Is Social Capital trying to end-run banks by creating IPO 2.0? (Recode)
“The traditional technology company IPO process, which has been largely unchanged for decades, has also acted as a driving force to deter private company management teams and their pre-IPO stakeholders from pursuing IPOs. We believe management distraction, a sub-optimal price discovery mechanism and the resultant longer-term aftermarket impact have discouraged private technology companies from pursuing IPOs. This tends to be true even for businesses that are otherwise operationally ready and of appropriate size to access the public markets.” Translation: Going public is a pain in the neck. And other tech bros are the answer to those annoying banker bros!
Feline fortune: 2 cats inherit $300K from late owner (ABC13)
Troy and Tiger share a $300,000 bequest, just a small portion of author Ellen Frey-Wouter's $3-million estate that includes a large home in an exclusive section of the Bronx. Frey-Wouter was 88 and a widow with no children when she died. Two of her former home health aides now each take care of her precious pets. They submit the bills for expenses like food, grooming and vet care and are reimbursed from that trust fund.
How Fair Is Stock Trading? The SEC May Soon Decide (BBG)
There’s never been a comprehensive study on the desirability of the system in place at the three biggest U.S. stock exchanges, which pay some traders to use their platforms and charge others.
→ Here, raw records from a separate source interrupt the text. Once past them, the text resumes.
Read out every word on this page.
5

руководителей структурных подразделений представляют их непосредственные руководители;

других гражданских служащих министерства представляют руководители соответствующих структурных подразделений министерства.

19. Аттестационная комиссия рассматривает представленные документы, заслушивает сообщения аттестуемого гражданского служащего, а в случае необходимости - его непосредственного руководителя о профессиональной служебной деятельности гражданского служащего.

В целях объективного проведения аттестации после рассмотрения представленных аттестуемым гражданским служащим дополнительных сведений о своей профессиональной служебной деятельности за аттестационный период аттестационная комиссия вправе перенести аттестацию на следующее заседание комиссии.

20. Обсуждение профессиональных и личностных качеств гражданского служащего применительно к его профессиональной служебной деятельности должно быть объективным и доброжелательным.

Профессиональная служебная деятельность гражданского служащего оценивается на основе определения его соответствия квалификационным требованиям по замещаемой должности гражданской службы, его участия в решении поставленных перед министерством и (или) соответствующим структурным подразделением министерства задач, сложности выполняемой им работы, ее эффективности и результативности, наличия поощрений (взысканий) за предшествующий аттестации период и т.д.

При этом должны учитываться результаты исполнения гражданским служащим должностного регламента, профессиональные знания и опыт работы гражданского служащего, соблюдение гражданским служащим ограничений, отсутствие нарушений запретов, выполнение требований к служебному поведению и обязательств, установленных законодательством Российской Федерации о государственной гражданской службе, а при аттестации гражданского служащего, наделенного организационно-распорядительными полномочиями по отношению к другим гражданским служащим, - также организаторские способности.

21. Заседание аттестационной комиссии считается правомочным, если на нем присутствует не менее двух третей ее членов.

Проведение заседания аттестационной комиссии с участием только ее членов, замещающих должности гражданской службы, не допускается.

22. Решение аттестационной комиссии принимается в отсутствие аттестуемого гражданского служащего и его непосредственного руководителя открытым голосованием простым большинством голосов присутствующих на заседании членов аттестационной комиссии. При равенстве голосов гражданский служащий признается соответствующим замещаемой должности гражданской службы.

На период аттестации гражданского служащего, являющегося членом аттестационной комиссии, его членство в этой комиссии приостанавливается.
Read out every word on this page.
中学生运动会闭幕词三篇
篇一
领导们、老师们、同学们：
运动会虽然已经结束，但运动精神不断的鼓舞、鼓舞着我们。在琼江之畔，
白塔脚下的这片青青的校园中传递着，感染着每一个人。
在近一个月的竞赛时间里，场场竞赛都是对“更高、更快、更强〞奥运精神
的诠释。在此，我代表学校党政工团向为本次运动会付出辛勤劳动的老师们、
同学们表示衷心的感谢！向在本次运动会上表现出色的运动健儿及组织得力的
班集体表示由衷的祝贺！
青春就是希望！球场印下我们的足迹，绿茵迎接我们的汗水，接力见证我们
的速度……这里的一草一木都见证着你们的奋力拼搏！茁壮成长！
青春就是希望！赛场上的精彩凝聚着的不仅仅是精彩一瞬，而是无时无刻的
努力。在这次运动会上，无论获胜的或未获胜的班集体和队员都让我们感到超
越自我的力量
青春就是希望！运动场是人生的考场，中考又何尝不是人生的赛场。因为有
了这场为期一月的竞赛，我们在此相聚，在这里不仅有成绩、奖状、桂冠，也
That hasn’t stopped advocates on both sides of the issue from making arguments in favor or against the practice with similar near-religious zeal. Now the barroom debate may finally be decided. The SEC is considering a pilot program to determine the fairness of the “maker-taker” pricing used by NYSE, CBOE’s Bats division and Nasdaq.
The New Off-Court Play for NBA Stars Is Startup Equity (Businessweek)
Getting a piece of a tech startup is fast becoming standard in the NBA. Like wearing designer watches, being name-checked in a hip-hop lyric, and appearing on the cover of GQ, it’s a status symbol. “When I first came into the league,” says Iguodala, who’s played in the NBA since 2004, “you just had to have a certain car, or two or three or four or five, and you had certain clothes, certain shoes, to let everybody know you were a basketball player.” These days, guys also need a cut of the latest wearable gadget or media platform to show they’re not just basketball players.
Programmers say this Buddhist Bitcoin could “disrupt religion” (Lion's Roar)
At the core of the community would be its own economy, based on “Karma Coins,” which the creators say is the first real-world implementation of the concept of “Buddhist Economics.” That’s a term coined by philosopher E.F. Schumacher in the ’70s, and recently further developed by Berkeley professor Clair Brown. The currency would “reflect the true values of a Buddhist economy,” reads a post on the Lotos blog, meaning that the currency would be accumulated and spent “in ways helpful to the Noble Path.”